New Job Workshop Launched

Trust and mutual respect are the cornerstones every Wednesday, when refugees, asylum seekers and other interns in Trampoline House move closer to the job market.

By Signe Markvard, Communications Intern

Everyone who comes to Trampoline House now have the possibility to get help to find a job. Every Wednesday at 10am–12pm, volunteer job counselors arrange a job workshop that will strengthen the participants in their pursuit of the job market. The workshop covers all the different steps in the job application process, from writing a CV to finding work.

Marco Ibrahim, 46 years old, is a refugee from Somalia and one of the participants in the workshop. Only two months after coming to Denmark, the municipality sent her to do ‘praktik’ (job internship) at a large Danish company. The work consisted of collecting wires.

Marco is one of the participants in Trampoline House’s job workshop. Photo: Alina Strileckis

Marco is one of the participants in Trampoline House’s job workshop. Photo: Alina Strileckis

- I hope that the job workshop in Trampoline House can be a step on the road towards a job that better matches who I am, says Marco.

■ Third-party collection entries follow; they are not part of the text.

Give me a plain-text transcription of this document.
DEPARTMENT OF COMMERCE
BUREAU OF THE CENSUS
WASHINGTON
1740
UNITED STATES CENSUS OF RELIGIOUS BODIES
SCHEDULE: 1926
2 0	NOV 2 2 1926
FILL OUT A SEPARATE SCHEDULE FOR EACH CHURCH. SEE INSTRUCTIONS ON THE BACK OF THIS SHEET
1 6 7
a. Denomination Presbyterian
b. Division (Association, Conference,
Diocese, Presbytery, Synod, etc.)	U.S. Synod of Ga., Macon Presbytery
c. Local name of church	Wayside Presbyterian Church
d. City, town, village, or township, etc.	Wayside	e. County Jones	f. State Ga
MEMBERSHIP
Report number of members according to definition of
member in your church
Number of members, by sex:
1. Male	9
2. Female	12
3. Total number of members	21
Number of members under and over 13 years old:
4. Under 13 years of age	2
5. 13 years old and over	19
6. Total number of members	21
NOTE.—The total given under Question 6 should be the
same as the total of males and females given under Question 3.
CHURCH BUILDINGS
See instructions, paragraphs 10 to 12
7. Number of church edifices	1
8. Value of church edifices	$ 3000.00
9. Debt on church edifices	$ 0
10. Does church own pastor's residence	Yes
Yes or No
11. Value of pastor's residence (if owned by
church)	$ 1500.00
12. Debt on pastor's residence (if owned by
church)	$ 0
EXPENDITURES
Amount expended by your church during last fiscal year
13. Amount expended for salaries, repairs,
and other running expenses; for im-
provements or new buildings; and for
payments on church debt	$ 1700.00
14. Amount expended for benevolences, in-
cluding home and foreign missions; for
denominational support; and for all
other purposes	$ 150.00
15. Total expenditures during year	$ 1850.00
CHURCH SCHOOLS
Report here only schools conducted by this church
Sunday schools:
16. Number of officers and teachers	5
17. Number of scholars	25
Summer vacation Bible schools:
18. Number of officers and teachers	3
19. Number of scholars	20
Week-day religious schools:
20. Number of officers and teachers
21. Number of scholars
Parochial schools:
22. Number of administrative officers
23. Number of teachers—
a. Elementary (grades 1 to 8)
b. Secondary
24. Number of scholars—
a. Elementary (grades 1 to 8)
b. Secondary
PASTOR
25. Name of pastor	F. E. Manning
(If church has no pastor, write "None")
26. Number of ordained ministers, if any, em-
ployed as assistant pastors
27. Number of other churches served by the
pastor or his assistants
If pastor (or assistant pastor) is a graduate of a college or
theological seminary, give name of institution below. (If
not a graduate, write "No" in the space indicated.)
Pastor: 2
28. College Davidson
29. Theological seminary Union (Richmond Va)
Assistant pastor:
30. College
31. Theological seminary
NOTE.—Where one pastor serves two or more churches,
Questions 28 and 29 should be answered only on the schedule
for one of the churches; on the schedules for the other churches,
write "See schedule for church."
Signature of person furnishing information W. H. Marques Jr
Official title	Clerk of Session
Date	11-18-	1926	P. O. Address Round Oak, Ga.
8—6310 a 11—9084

Her wish is to find work in a kindergarten in Denmark one day.

The dream of work

- The refugees and asylum seekers that we meet wish to work. To be allowed to integrate in the Danish society and support themselves without having to be part of the many systems that asylum seekers in Denmark are subject to, says Louise Østerlund, who is a volunteer project and job consultant in Trampoline House and teaches the job workshop.

According to Louise, it is of great significance that the teaching and guidance takes place in Trampoline House, where asylum seekers and refugees themselves are an active part of the community.

- How do we strengthen the person sitting in front of us in the best way possible? In order to find out, we need to get to know each other first, she says.

Therefore, the workshop makes time for the personal meeting at the workshop. 

- Many refugees carry with them some harsh experiences. Maybe one of the participants seems absent-minded, but maybe it’s in fact because they’re worrying about their child being on their own in the home country. The participant needs a job in order to pay for the child to come here.

At the workshop, the teachers listen to the participants’ own job wishes, ask about their dreams, and map out which skills they already have and what they might need. On these grounds, they try to create an image that is realistic, both in terms of the participants’ current situation and regarding the job market.

- Of course, my hope is that the participants at the workshop find work. That they get a clearer and more specific understanding of their skills and wishes concerning future employment. And eventually get a clear idea of which steps they need to take in order to get the job they want, she says.

The job workshop is a part of Trampoline House’s project ‘Next Practice,’ which maps refugees’ and asylum seekers’ skills and matches them with Trampoline House’s network of Danish companies that are looking to expand their work force. The project is supported by TrygFonden and The Tuborg Foundation.